The complications of the coming death of Earth or some part of it became apparent as 59.6% of all television-owning American households were watching Friends. Families sat huddled around their flat-screen LCDs with take-out containers and microwave-safe plates, eating in silence under the blaze of weird color as Ross and Rachel and Chandler and Joey and Monica and Phoebe moved about the screen. The viewers viewed without blink or comment as the handsome actors delivered their lines with a timed precision and jocular wit many at home had tried to replicate in their own lives—employing small approximations of the ease and subtle exit strategies demonstrated by these now all too familiar characters in their amusing manifestations of minor duress—and yet most had yet to find such triumph.

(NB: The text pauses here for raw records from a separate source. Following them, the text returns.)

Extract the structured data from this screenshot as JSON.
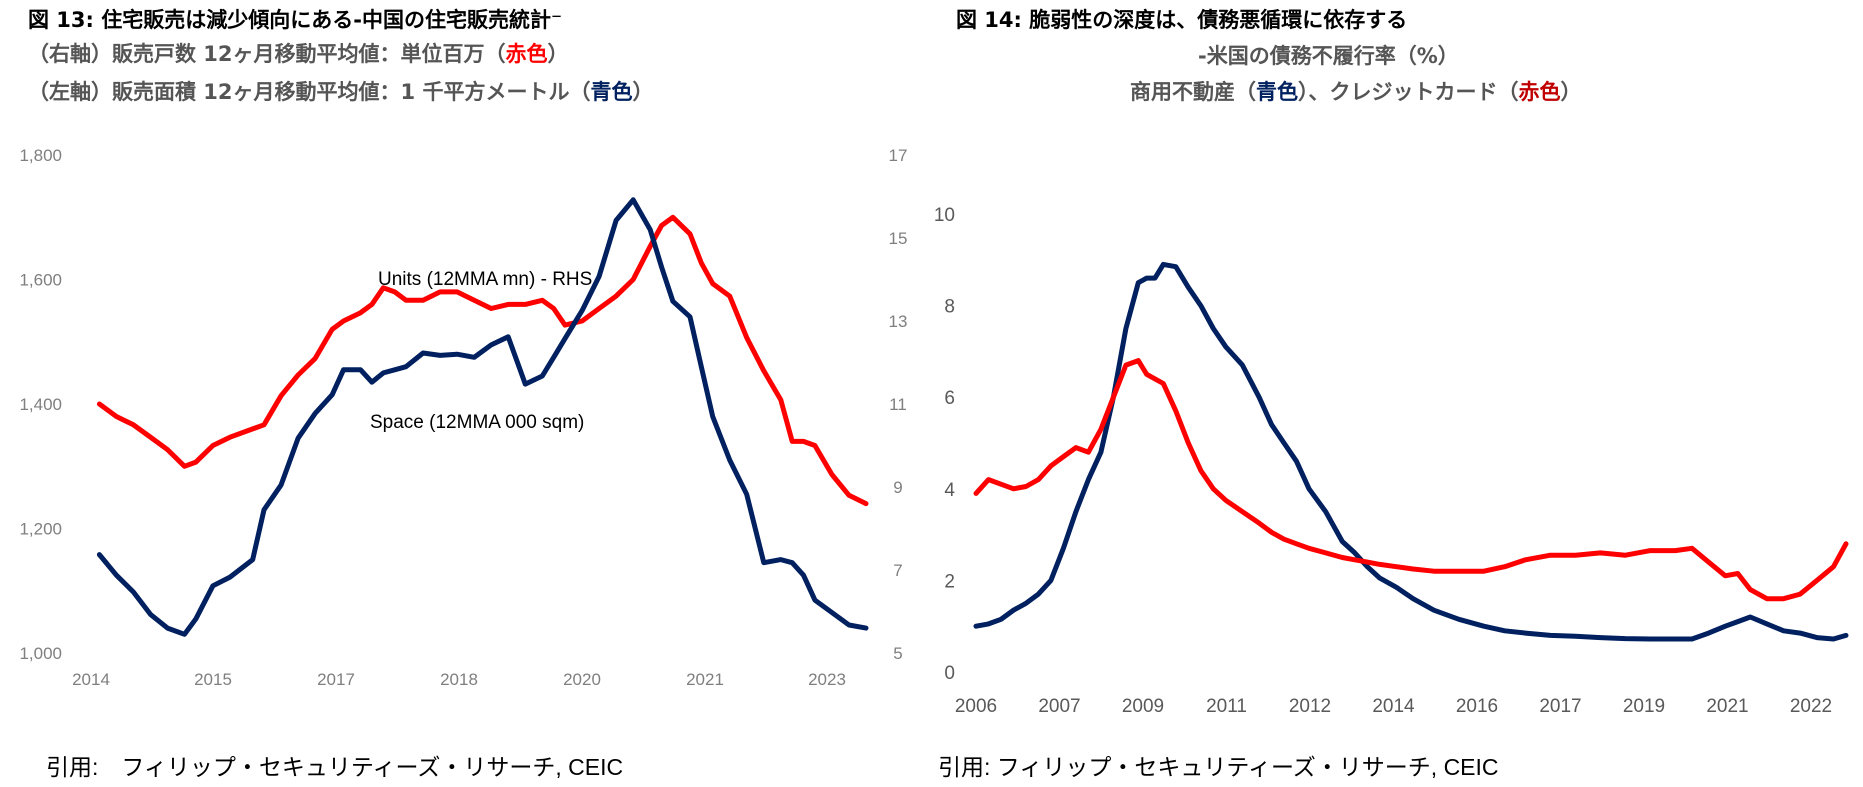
{
  "charts_header": {
    "left": {
      "title": "図 13: 住宅販売は減少傾向にある-中国の住宅販売統計⁻",
      "line2_prefix": "（右軸）販売戸数 12ヶ月移動平均値：単位百万",
      "line2_open": "（",
      "line2_color_word": "赤色",
      "line2_close": "）",
      "line3_prefix": "（左軸）販売面積 12ヶ月移動平均値：1 千平方メートル",
      "line3_open": "（",
      "line3_color_word": "青色",
      "line3_close": "）"
    },
    "right": {
      "title": "図 14: 脆弱性の深度は、債務悪循環に依存する",
      "line2": "-米国の債務不履行率（%）",
      "line3_a": "商用不動産（",
      "line3_blue": "青色",
      "line3_b": "）、クレジットカード（",
      "line3_red": "赤色",
      "line3_c": "）"
    }
  },
  "sources": {
    "left": "引用:　フィリップ・セキュリティーズ・リサーチ, CEIC",
    "right": "引用: フィリップ・セキュリティーズ・リサーチ, CEIC"
  },
  "colors": {
    "red": "#ff0000",
    "navy": "#002060",
    "axis_text": "#7f7f7f"
  },
  "chart_data": [
    {
      "type": "line",
      "title": "住宅販売は減少傾向にある-中国の住宅販売統計",
      "xlabel": "",
      "x_tick_labels": [
        "2014",
        "2015",
        "2017",
        "2018",
        "2020",
        "2021",
        "2023"
      ],
      "x_tick_values": [
        2014.0,
        2015.0,
        2016.0,
        2017.0,
        2018.0,
        2019.0,
        2020.0
      ],
      "xlim": [
        2013.9,
        2020.75
      ],
      "y_left": {
        "label": "Space (12MMA 000 sqm)",
        "ylim": [
          1000,
          1800
        ],
        "ticks": [
          "1,000",
          "1,200",
          "1,400",
          "1,600",
          "1,800"
        ],
        "tick_values": [
          1000,
          1200,
          1400,
          1600,
          1800
        ]
      },
      "y_right": {
        "label": "Units (12MMA mn) - RHS",
        "ylim": [
          5,
          17
        ],
        "ticks": [
          "5",
          "7",
          "9",
          "11",
          "13",
          "15",
          "17"
        ],
        "tick_values": [
          5,
          7,
          9,
          11,
          13,
          15,
          17
        ]
      },
      "grid": false,
      "legend": "inline-annotations",
      "annotations": [
        "Units (12MMA mn) - RHS",
        "Space (12MMA 000 sqm)"
      ],
      "series": [
        {
          "name": "Units (12MMA mn) - RHS",
          "axis": "right",
          "color": "#ff0000",
          "x": [
            2014.0,
            2014.15,
            2014.3,
            2014.45,
            2014.6,
            2014.75,
            2014.85,
            2015.0,
            2015.15,
            2015.35,
            2015.45,
            2015.6,
            2015.75,
            2015.9,
            2016.05,
            2016.15,
            2016.3,
            2016.4,
            2016.5,
            2016.6,
            2016.7,
            2016.85,
            2017.0,
            2017.15,
            2017.3,
            2017.45,
            2017.6,
            2017.75,
            2017.9,
            2018.0,
            2018.1,
            2018.25,
            2018.4,
            2018.55,
            2018.7,
            2018.85,
            2018.95,
            2019.05,
            2019.2,
            2019.3,
            2019.4,
            2019.55,
            2019.7,
            2019.85,
            2020.0,
            2020.1,
            2020.2,
            2020.3,
            2020.45,
            2020.6,
            2020.75
          ],
          "values": [
            11.0,
            10.7,
            10.5,
            10.2,
            9.9,
            9.5,
            9.6,
            10.0,
            10.2,
            10.4,
            10.5,
            11.2,
            11.7,
            12.1,
            12.8,
            13.0,
            13.2,
            13.4,
            13.8,
            13.7,
            13.5,
            13.5,
            13.7,
            13.7,
            13.5,
            13.3,
            13.4,
            13.4,
            13.5,
            13.3,
            12.9,
            13.0,
            13.3,
            13.6,
            14.0,
            14.8,
            15.3,
            15.5,
            15.1,
            14.4,
            13.9,
            13.6,
            12.6,
            11.8,
            11.1,
            10.1,
            10.1,
            10.0,
            9.3,
            8.8,
            8.6
          ]
        },
        {
          "name": "Space (12MMA 000 sqm)",
          "axis": "left",
          "color": "#002060",
          "x": [
            2014.0,
            2014.15,
            2014.3,
            2014.45,
            2014.6,
            2014.75,
            2014.85,
            2015.0,
            2015.15,
            2015.35,
            2015.45,
            2015.6,
            2015.75,
            2015.9,
            2016.05,
            2016.15,
            2016.3,
            2016.4,
            2016.5,
            2016.6,
            2016.7,
            2016.85,
            2017.0,
            2017.15,
            2017.3,
            2017.45,
            2017.6,
            2017.75,
            2017.9,
            2018.0,
            2018.1,
            2018.25,
            2018.4,
            2018.55,
            2018.7,
            2018.85,
            2018.95,
            2019.05,
            2019.2,
            2019.3,
            2019.4,
            2019.55,
            2019.7,
            2019.85,
            2020.0,
            2020.1,
            2020.2,
            2020.3,
            2020.45,
            2020.6,
            2020.75
          ],
          "values": [
            1158,
            1125,
            1098,
            1062,
            1040,
            1030,
            1055,
            1108,
            1122,
            1150,
            1230,
            1270,
            1345,
            1385,
            1415,
            1455,
            1455,
            1435,
            1450,
            1455,
            1460,
            1482,
            1478,
            1480,
            1475,
            1495,
            1508,
            1432,
            1445,
            1475,
            1505,
            1550,
            1605,
            1695,
            1728,
            1680,
            1620,
            1565,
            1540,
            1460,
            1380,
            1310,
            1255,
            1145,
            1150,
            1145,
            1125,
            1085,
            1065,
            1045,
            1040
          ]
        }
      ]
    },
    {
      "type": "line",
      "title": "米国の債務不履行率（%）",
      "xlabel": "",
      "x_tick_labels": [
        "2006",
        "2007",
        "2009",
        "2011",
        "2012",
        "2014",
        "2016",
        "2017",
        "2019",
        "2021",
        "2022"
      ],
      "x_tick_values": [
        0,
        1,
        2,
        3,
        4,
        5,
        6,
        7,
        8,
        9,
        10
      ],
      "xlim": [
        0,
        10.45
      ],
      "ylabel": "",
      "ylim": [
        0,
        10
      ],
      "y_ticks": [
        "0",
        "2",
        "4",
        "6",
        "8",
        "10"
      ],
      "y_tick_values": [
        0,
        2,
        4,
        6,
        8,
        10
      ],
      "grid": false,
      "legend": "none",
      "series": [
        {
          "name": "商用不動産",
          "color": "#002060",
          "x": [
            0,
            0.15,
            0.3,
            0.45,
            0.6,
            0.75,
            0.9,
            1.05,
            1.2,
            1.35,
            1.5,
            1.65,
            1.8,
            1.95,
            2.05,
            2.15,
            2.25,
            2.4,
            2.55,
            2.7,
            2.85,
            3.0,
            3.2,
            3.4,
            3.55,
            3.7,
            3.85,
            4.0,
            4.2,
            4.4,
            4.55,
            4.7,
            4.85,
            5.05,
            5.25,
            5.5,
            5.8,
            6.1,
            6.35,
            6.6,
            6.9,
            7.2,
            7.5,
            7.8,
            8.1,
            8.4,
            8.6,
            8.8,
            9.0,
            9.15,
            9.3,
            9.5,
            9.7,
            9.9,
            10.1,
            10.3,
            10.45
          ],
          "values": [
            1.0,
            1.05,
            1.15,
            1.35,
            1.5,
            1.7,
            2.0,
            2.7,
            3.5,
            4.2,
            4.8,
            6.0,
            7.5,
            8.5,
            8.6,
            8.6,
            8.9,
            8.85,
            8.4,
            8.0,
            7.5,
            7.1,
            6.7,
            6.0,
            5.4,
            5.0,
            4.6,
            4.0,
            3.5,
            2.85,
            2.6,
            2.3,
            2.05,
            1.85,
            1.6,
            1.35,
            1.15,
            1.0,
            0.9,
            0.85,
            0.8,
            0.78,
            0.75,
            0.73,
            0.72,
            0.72,
            0.72,
            0.85,
            1.0,
            1.1,
            1.2,
            1.05,
            0.9,
            0.85,
            0.75,
            0.72,
            0.8
          ]
        },
        {
          "name": "クレジットカード",
          "color": "#ff0000",
          "x": [
            0,
            0.15,
            0.3,
            0.45,
            0.6,
            0.75,
            0.9,
            1.05,
            1.2,
            1.35,
            1.5,
            1.65,
            1.8,
            1.95,
            2.05,
            2.15,
            2.25,
            2.4,
            2.55,
            2.7,
            2.85,
            3.0,
            3.2,
            3.4,
            3.55,
            3.7,
            3.85,
            4.0,
            4.2,
            4.4,
            4.55,
            4.7,
            4.85,
            5.05,
            5.25,
            5.5,
            5.8,
            6.1,
            6.35,
            6.6,
            6.9,
            7.2,
            7.5,
            7.8,
            8.1,
            8.4,
            8.6,
            8.8,
            9.0,
            9.15,
            9.3,
            9.5,
            9.7,
            9.9,
            10.1,
            10.3,
            10.45
          ],
          "values": [
            3.9,
            4.2,
            4.1,
            4.0,
            4.05,
            4.2,
            4.5,
            4.7,
            4.9,
            4.8,
            5.3,
            6.0,
            6.7,
            6.8,
            6.5,
            6.4,
            6.3,
            5.7,
            5.0,
            4.4,
            4.0,
            3.75,
            3.5,
            3.25,
            3.05,
            2.9,
            2.8,
            2.7,
            2.6,
            2.5,
            2.45,
            2.4,
            2.35,
            2.3,
            2.25,
            2.2,
            2.2,
            2.2,
            2.3,
            2.45,
            2.55,
            2.55,
            2.6,
            2.55,
            2.65,
            2.65,
            2.7,
            2.4,
            2.1,
            2.15,
            1.8,
            1.6,
            1.6,
            1.7,
            2.0,
            2.3,
            2.8
          ]
        }
      ]
    }
  ]
}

Despite buying the products by the same designers as provided in the actors’ wardrobes, having their hair quaffed by professionals into some approximation of what they’d seen on screen, most of the viewers’ days went on the same as they always had, one after another. Many sat alone in their cars on the way home from work thinking of who they’d been and what they might be, sick for the simple arbitrary direction of a popular television sitcom. Still they smiled wryly to themselves at the jokes not funny enough to laugh aloud at despite the bright intonation of the canned studio response, intended to make their brain more rapidly produce serotonin and other similar chemicals that would leave them with a feeling of productiveness and goodwill. At night they’d sleep that much more soundly. They would hold the tickle in their heads.

On this particular evening at home, some certain viewers would get down on their hands and knees and kiss the screen, while outside in the streets, beyond the glowing windows of so many homes, the sky overhead sat wide and ready, a white so bright it appeared reflective.